The idea of a crisis as a moment of opportunity is a fraught one. The word ‘opportunity’ itself so steeped in individualism, and narratives of winners and losers: grab it, seize it, make something of it (which are other ways of saying, make sure it stays yours and not another’s). This isn’t the kind of opportunity Roy writes about. Her description of crisis is steeped in pain and suffering; it is avoidable tragedy that has become inevitable change, in which the uncertainty may just allow for power structures to shift, perhaps to crumble. It’s not an opportunity to be grabbed, but to be lived in, and shared, collectively survived.

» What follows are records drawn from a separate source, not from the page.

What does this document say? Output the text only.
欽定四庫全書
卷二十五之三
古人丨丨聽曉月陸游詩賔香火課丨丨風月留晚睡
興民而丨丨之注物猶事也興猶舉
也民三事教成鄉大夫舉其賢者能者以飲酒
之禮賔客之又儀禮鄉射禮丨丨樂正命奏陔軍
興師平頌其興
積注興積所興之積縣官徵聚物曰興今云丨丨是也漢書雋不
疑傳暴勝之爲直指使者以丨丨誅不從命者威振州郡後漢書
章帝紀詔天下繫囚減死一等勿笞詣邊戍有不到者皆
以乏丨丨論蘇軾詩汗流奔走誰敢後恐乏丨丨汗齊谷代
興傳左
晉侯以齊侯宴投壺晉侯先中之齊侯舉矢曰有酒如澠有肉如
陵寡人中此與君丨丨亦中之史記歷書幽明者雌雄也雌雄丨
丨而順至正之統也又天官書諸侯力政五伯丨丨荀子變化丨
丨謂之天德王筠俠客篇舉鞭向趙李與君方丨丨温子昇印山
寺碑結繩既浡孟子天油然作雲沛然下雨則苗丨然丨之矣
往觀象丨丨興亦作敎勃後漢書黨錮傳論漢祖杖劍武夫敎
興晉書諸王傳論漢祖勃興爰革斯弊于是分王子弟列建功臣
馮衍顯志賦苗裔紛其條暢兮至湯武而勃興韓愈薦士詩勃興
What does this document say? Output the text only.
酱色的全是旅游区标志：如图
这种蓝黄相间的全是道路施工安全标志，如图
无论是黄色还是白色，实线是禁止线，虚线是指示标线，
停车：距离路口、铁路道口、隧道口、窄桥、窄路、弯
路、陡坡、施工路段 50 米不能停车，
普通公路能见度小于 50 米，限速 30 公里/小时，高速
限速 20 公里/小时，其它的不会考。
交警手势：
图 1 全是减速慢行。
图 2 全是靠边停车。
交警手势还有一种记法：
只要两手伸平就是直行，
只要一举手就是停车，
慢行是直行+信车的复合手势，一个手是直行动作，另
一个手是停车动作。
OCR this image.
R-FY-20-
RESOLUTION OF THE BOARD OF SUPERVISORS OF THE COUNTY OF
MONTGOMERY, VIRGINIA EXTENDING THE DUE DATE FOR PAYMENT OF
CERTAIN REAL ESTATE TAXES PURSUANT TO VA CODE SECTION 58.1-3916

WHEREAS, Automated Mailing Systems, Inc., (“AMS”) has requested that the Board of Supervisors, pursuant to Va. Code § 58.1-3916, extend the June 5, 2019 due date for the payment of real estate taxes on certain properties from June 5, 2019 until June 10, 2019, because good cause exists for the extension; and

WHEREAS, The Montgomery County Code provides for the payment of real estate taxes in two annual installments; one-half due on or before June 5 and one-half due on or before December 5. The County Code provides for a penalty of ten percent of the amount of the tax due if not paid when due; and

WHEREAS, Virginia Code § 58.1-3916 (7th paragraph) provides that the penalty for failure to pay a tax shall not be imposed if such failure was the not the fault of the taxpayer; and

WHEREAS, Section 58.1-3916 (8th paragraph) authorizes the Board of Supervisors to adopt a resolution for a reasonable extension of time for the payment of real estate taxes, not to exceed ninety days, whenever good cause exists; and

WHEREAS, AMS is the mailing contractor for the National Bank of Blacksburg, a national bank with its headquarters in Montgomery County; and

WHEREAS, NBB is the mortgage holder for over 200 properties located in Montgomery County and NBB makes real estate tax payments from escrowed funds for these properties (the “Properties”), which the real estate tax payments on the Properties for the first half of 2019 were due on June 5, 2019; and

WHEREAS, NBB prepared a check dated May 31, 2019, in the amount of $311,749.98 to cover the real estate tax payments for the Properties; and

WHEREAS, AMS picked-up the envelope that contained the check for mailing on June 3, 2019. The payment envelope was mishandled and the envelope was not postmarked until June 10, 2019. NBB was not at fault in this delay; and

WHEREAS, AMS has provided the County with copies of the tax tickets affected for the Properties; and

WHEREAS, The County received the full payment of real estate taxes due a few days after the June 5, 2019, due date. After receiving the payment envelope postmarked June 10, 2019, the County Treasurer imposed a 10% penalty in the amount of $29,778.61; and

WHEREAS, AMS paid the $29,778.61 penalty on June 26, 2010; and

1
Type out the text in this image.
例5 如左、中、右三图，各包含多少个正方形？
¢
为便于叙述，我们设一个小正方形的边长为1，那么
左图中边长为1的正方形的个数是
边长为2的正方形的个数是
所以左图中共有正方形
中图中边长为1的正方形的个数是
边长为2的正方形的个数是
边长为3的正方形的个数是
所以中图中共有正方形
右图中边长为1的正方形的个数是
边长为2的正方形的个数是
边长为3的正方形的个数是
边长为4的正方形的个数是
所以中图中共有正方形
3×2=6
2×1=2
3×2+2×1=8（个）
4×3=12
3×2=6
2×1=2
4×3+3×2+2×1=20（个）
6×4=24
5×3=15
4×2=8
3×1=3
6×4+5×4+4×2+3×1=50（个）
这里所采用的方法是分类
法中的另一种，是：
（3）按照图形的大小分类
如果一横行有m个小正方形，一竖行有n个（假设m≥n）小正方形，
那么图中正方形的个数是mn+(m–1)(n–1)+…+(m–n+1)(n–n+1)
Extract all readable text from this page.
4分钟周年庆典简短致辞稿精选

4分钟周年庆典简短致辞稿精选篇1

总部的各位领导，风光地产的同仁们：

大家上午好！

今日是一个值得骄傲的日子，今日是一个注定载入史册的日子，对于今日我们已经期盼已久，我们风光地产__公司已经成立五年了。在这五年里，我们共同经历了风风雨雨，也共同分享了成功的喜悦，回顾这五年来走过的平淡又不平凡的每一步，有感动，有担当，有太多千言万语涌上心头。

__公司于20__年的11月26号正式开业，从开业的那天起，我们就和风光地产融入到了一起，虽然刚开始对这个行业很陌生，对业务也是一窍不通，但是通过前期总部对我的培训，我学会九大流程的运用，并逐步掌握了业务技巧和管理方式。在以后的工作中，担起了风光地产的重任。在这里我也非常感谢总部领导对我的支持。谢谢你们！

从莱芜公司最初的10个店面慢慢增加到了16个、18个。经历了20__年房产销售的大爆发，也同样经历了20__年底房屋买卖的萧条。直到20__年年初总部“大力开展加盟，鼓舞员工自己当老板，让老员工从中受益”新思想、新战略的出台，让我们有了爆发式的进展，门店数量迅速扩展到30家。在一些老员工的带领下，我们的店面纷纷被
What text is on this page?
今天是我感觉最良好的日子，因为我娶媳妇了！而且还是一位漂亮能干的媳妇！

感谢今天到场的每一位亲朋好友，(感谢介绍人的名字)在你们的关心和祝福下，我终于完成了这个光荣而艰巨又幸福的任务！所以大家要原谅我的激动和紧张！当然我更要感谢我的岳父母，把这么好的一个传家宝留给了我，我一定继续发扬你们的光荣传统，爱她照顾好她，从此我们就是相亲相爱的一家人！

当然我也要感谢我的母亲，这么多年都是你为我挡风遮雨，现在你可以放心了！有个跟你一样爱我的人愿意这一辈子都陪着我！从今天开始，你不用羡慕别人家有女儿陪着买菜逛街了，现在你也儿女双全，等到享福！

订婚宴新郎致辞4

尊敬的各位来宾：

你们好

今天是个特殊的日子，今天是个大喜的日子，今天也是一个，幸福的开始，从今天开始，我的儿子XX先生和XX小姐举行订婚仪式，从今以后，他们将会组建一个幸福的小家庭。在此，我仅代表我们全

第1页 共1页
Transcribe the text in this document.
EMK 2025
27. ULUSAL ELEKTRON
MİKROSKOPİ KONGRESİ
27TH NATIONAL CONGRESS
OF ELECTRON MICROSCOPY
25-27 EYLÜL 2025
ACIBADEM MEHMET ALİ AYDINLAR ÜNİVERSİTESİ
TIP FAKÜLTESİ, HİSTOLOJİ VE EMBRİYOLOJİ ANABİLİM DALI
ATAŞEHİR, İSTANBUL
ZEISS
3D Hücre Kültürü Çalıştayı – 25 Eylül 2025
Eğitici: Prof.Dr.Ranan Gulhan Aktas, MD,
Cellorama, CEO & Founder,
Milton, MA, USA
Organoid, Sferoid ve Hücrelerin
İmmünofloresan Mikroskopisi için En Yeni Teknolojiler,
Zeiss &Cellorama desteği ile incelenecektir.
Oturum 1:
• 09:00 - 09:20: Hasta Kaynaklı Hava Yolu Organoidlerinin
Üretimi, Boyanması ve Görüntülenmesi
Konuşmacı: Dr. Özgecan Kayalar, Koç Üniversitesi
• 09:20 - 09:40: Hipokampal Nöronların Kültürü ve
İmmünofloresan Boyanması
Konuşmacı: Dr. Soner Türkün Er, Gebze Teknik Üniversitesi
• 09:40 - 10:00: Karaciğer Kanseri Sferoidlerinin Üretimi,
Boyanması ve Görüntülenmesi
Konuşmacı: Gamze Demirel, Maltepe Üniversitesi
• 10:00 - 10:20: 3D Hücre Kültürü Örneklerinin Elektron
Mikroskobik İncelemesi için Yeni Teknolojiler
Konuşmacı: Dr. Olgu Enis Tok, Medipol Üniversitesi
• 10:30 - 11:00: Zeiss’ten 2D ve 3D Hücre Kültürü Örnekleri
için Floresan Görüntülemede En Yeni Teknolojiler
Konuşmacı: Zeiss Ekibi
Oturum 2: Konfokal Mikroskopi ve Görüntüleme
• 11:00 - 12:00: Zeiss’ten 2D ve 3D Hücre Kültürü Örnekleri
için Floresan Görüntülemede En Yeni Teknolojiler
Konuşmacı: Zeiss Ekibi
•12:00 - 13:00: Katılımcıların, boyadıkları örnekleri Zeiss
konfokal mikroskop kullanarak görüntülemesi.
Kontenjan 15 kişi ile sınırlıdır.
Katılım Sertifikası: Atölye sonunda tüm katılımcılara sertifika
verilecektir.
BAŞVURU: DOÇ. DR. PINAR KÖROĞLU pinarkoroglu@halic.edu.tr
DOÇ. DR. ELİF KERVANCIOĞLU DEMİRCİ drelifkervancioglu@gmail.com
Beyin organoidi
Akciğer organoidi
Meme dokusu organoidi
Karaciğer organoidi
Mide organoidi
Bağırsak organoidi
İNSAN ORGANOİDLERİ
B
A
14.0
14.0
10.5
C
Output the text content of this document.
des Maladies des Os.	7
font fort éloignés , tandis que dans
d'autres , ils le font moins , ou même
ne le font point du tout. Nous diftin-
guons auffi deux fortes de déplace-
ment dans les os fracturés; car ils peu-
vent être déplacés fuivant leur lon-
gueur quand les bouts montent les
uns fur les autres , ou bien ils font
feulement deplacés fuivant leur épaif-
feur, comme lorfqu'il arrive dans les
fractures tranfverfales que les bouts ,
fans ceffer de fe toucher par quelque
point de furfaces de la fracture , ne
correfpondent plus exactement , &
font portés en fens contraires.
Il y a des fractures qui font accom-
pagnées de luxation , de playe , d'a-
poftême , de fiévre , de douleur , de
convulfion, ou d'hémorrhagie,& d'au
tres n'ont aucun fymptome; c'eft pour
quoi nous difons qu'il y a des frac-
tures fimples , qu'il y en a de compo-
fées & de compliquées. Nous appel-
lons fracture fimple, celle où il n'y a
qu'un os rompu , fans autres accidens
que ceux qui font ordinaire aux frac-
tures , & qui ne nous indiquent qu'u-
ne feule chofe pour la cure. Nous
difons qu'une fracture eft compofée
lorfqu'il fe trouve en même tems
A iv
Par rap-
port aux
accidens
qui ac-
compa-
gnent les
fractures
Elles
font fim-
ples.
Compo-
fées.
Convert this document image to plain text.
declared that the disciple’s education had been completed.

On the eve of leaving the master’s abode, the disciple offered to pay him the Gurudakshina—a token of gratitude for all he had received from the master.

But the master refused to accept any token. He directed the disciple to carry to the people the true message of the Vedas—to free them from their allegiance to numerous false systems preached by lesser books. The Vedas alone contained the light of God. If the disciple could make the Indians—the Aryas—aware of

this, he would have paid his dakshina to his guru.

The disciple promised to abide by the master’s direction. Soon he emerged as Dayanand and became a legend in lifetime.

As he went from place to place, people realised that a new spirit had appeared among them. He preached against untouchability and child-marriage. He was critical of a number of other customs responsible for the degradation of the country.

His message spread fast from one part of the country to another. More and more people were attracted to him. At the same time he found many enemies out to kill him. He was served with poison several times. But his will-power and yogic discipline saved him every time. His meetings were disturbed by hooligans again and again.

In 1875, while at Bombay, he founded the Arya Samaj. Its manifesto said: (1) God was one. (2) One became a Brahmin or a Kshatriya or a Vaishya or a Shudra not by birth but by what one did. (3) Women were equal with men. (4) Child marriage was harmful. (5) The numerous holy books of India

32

Which pulls me back to the smallest crises, the minute, everyday separations when language and reciprocity breaks down, and where it continues to define our coexistence. These are moments when I change, or when small alterations might have happened, and didn’t. The possibility for change resides, always, between the self and other, across the chasm from another. We have never arrived there on equal terms. We are there with immense risk, frazzled and bare, with different levels of vulnerability, unequally armed or not armed at all; we have come flayed and bleeding. Often, I want out as soon as I possibly can. Often, I want to stay, to remain in the risk zone without burning up.